“yeni liberal dayatmalar ile insanlık arasındaki savaşta bir dönüm noktası” Sağlık Hakkı Mücadelesinin başarılı örneklerinden birine El Salvador’da şahit olduk. 2002’de sağlık sisteminin özelleştirilmesine karşı sağlık emekçilerinin başlattığı eylemler toplumsal-politik bir mücadeleye dönüştürülürken, iktidardaki ABD destekli aşırı sağcı hükümet IMF ve DB’nin yazdığı sağlık programını yasaklayıp halkın isteklerini yasalaştırmak zorunda kaldı. El Salvador’un Beyaz Yürüyüş […]
“yeni liberal dayatmalar ile insanlık arasındaki savaşta bir dönüm noktası”
Sağlık Hakkı Mücadelesinin başarılı örneklerinden birine El Salvador’da şahit olduk. 2002’de sağlık sisteminin özelleştirilmesine karşı sağlık emekçilerinin başlattığı eylemler toplumsal-politik bir mücadeleye dönüştürülürken, iktidardaki ABD destekli aşırı sağcı hükümet IMF ve DB’nin yazdığı sağlık programını yasaklayıp halkın isteklerini yasalaştırmak zorunda kaldı.

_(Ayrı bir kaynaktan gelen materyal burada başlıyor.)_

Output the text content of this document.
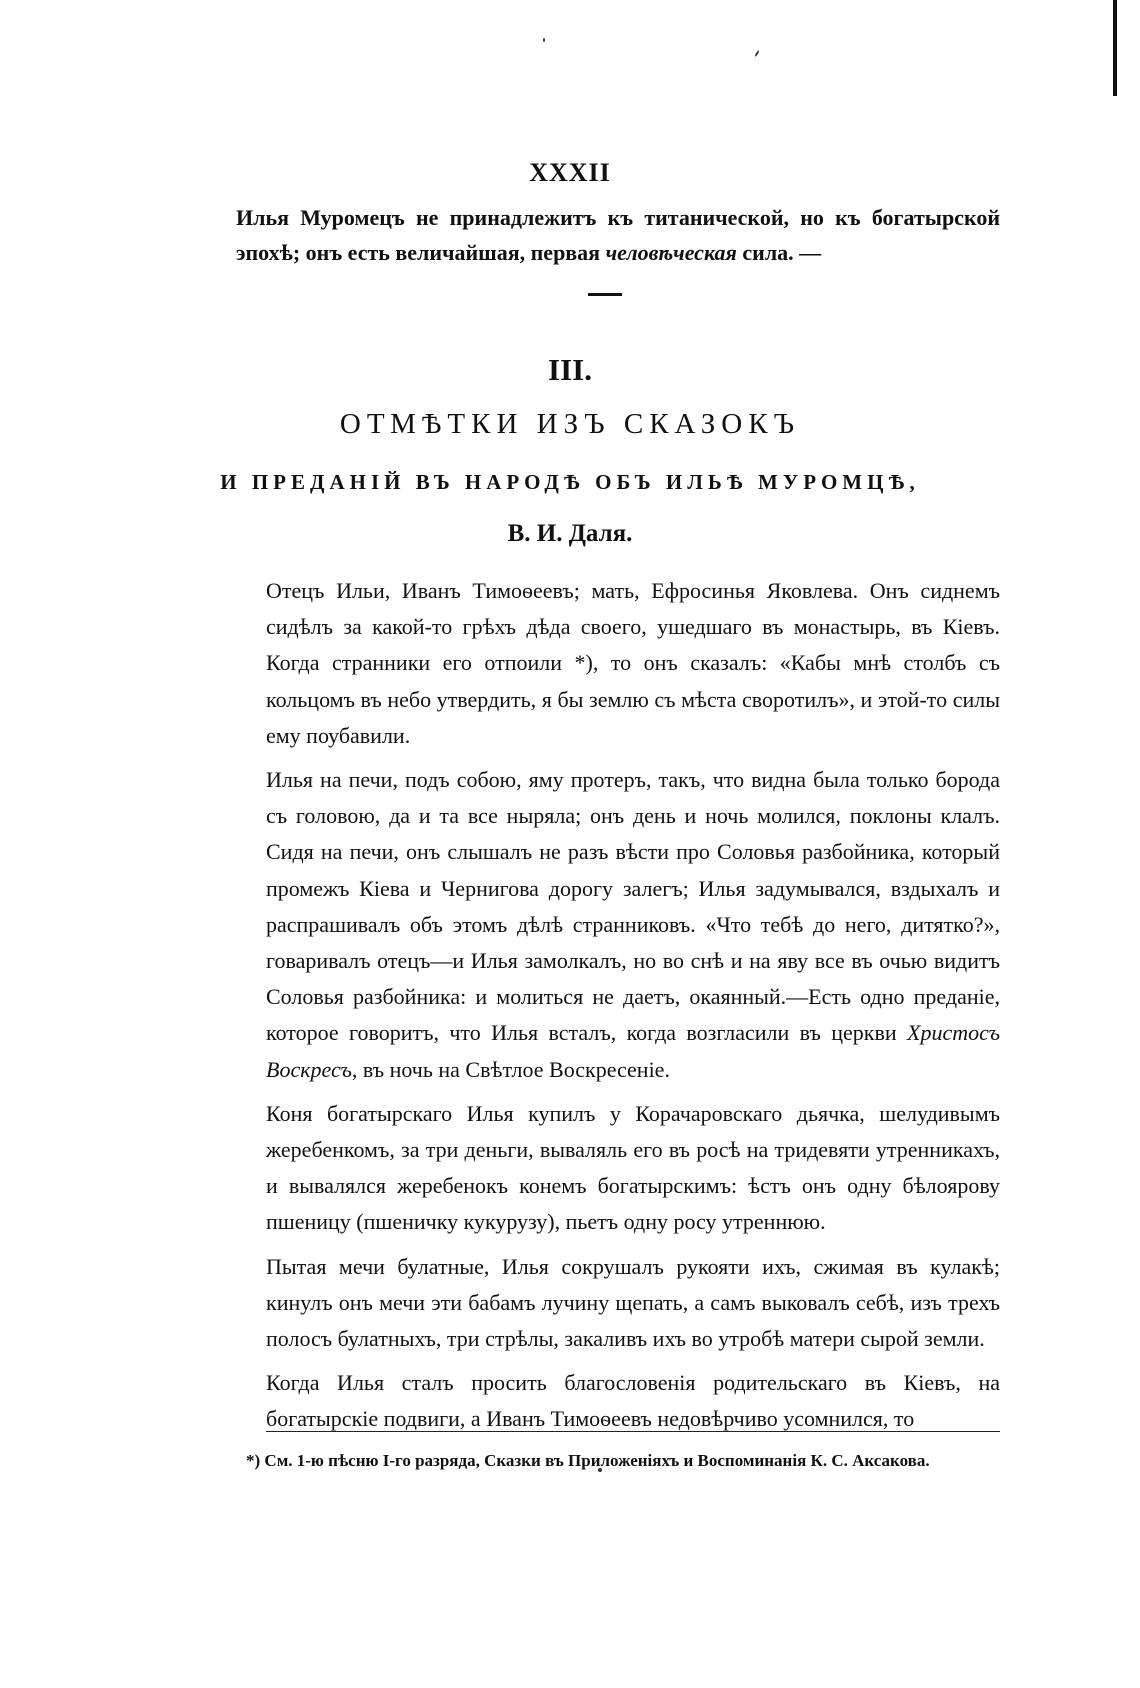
XXXII
Илья Муромецъ не принадлежитъ къ титанической, но къ богатырской эпохѣ; онъ есть величайшая, первая человѣческая сила. —
III.
ОТМѢТКИ ИЗЪ СКАЗОКЪ
И ПРЕДАНІЙ ВЪ НАРОДѢ ОБЪ ИЛЬѢ МУРОМЦѢ,
В. И. Даля.

Отецъ Ильи, Иванъ Тимоѳеевъ; мать, Ефросинья Яковлева. Онъ сиднемъ сидѣлъ за какой-то грѣхъ дѣда своего, ушедшаго въ монастырь, въ Кіевъ. Когда странники его отпоили *), то онъ сказалъ: «Кабы мнѣ столбъ съ кольцомъ въ небо утвердить, я бы землю съ мѣста своротилъ», и этой-то силы ему поубавили.

Илья на печи, подъ собою, яму протеръ, такъ, что видна была только борода съ головою, да и та все ныряла; онъ день и ночь молился, поклоны клалъ. Сидя на печи, онъ слышалъ не разъ вѣсти про Соловья разбойника, который промежъ Кіева и Чернигова дорогу залегъ; Илья задумывался, вздыхалъ и распрашивалъ объ этомъ дѣлѣ странниковъ. «Что тебѣ до него, дитятко?», говаривалъ отецъ—и Илья замолкалъ, но во снѣ и на яву все въ очью видитъ Соловья разбойника: и молиться не даетъ, окаянный.—Есть одно преданіе, которое говоритъ, что Илья всталъ, когда возгласили въ церкви Христосъ Воскресъ, въ ночь на Свѣтлое Воскресеніе.

Коня богатырскаго Илья купилъ у Корачаровскаго дьячка, шелудивымъ жеребенкомъ, за три деньги, вываляль его въ росѣ на тридевяти утренникахъ, и вывалялся жеребенокъ конемъ богатырскимъ: ѣстъ онъ одну бѣлоярову пшеницу (пшеничку кукурузу), пьетъ одну росу утреннюю.

Пытая мечи булатные, Илья сокрушалъ рукояти ихъ, сжимая въ кулакѣ; кинулъ онъ мечи эти бабамъ лучину щепать, а самъ выковалъ себѣ, изъ трехъ полосъ булатныхъ, три стрѣлы, закаливъ ихъ во утробѣ матери сырой земли.

Когда Илья сталъ просить благословенія родительскаго въ Кіевъ, на богатырскіе подвиги, а Иванъ Тимоѳеевъ недовѣрчиво усомнился, то

*) См. 1-ю пѣсню І-го разряда, Сказки въ Приложеніяхъ и Воспоминанія К. С. Аксакова.
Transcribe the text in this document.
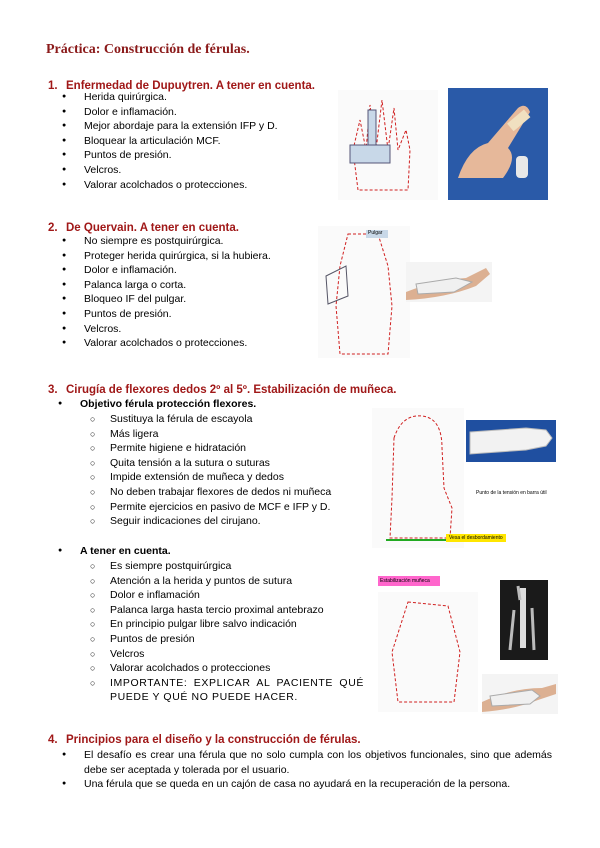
Práctica: Construcción de férulas.
1. Enfermedad de Dupuytren. A tener en cuenta.
● Herida quirúrgica.
● Dolor e inflamación.
● Mejor abordaje para la extensión IFP y D.
● Bloquear la articulación MCF.
● Puntos de presión.
● Velcros.
● Valorar acolchados o protecciones.
2. De Quervain. A tener en cuenta.
● No siempre es postquirúrgica.
● Proteger herida quirúrgica, si la hubiera.
● Dolor e inflamación.
● Palanca larga o corta.
● Bloqueo IF del pulgar.
● Puntos de presión.
● Velcros.
● Valorar acolchados o protecciones.
Pulgar
3. Cirugía de flexores dedos 2º al 5º. Estabilización de muñeca.
● Objetivo férula protección flexores.
○ Sustituya la férula de escayola
○ Más ligera
○ Permite higiene e hidratación
○ Quita tensión a la sutura o suturas
○ Impide extensión de muñeca y dedos
○ No deben trabajar flexores de dedos ni muñeca
○ Permite ejercicios en pasivo de MCF e IFP y D.
○ Seguir indicaciones del cirujano.
Punto de la tensión en barra útil
Vesa el desbordamiento
● A tener en cuenta.
○ Es siempre postquirúrgica
○ Atención a la herida y puntos de sutura
○ Dolor e inflamación
○ Palanca larga hasta tercio proximal antebrazo
○ En principio pulgar libre salvo indicación
○ Puntos de presión
○ Velcros
○ Valorar acolchados o protecciones
○ IMPORTANTE: EXPLICAR AL PACIENTE QUÉ PUEDE Y QUÉ NO PUEDE HACER.
Estabilización muñeca
4. Principios para el diseño y la construcción de férulas.
● El desafío es crear una férula que no solo cumpla con los objetivos funcionales, sino que además debe ser aceptada y tolerada por el usuario.
● Una férula que se queda en un cajón de casa no ayudará en la recuperación de la persona.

El Salvador’un Beyaz Yürüyüş eylemlerinin hemen öncesinde içinde bulunduğu durum aslında bize hiç de yabancı değil. IMF ve DB sağlık hizmetlerinin özelleştirilmesi yönündeki baskısını 1990’lardan itibaren iyice yoğunlaştırmıştı. ABD destekli sağcı hükümetler eliyle kamu sağlık sistemi bilinçli olarak yıpratılmış ve halk kamu sağlık hizmetlerinden bezdirilmişti. Halkın büyük çoğunluğuna iyi kötü hizmet veren iki yapılı (SSK ve Yeşil Kart gibi) kamu sağlık sistemine El Salvador sermayesi ve hükümetinin bulduğu çözüm pek de “orijinaldi”: Bu ikili kamusal yapı, tüm nüfusu kapsayacağı iddia edilen bir genel sağlık sigortası çatısı altında birleştirilecek ve sağlıkta özel sektörün payı artırılacaktı. El Salvador hükümeti bu programın propagandasını yaparken, kamu hastanelerinden bezdirdiği halka “eşitsizliklerin ortadan kaldırılıp herkesin sağlık güvencesi altına alınacağını”, “böylece herkese özel hastanelerin olanaklarından faydalanma hakkı da tanınacağını” söylüyordu. Tanıdık değil mi?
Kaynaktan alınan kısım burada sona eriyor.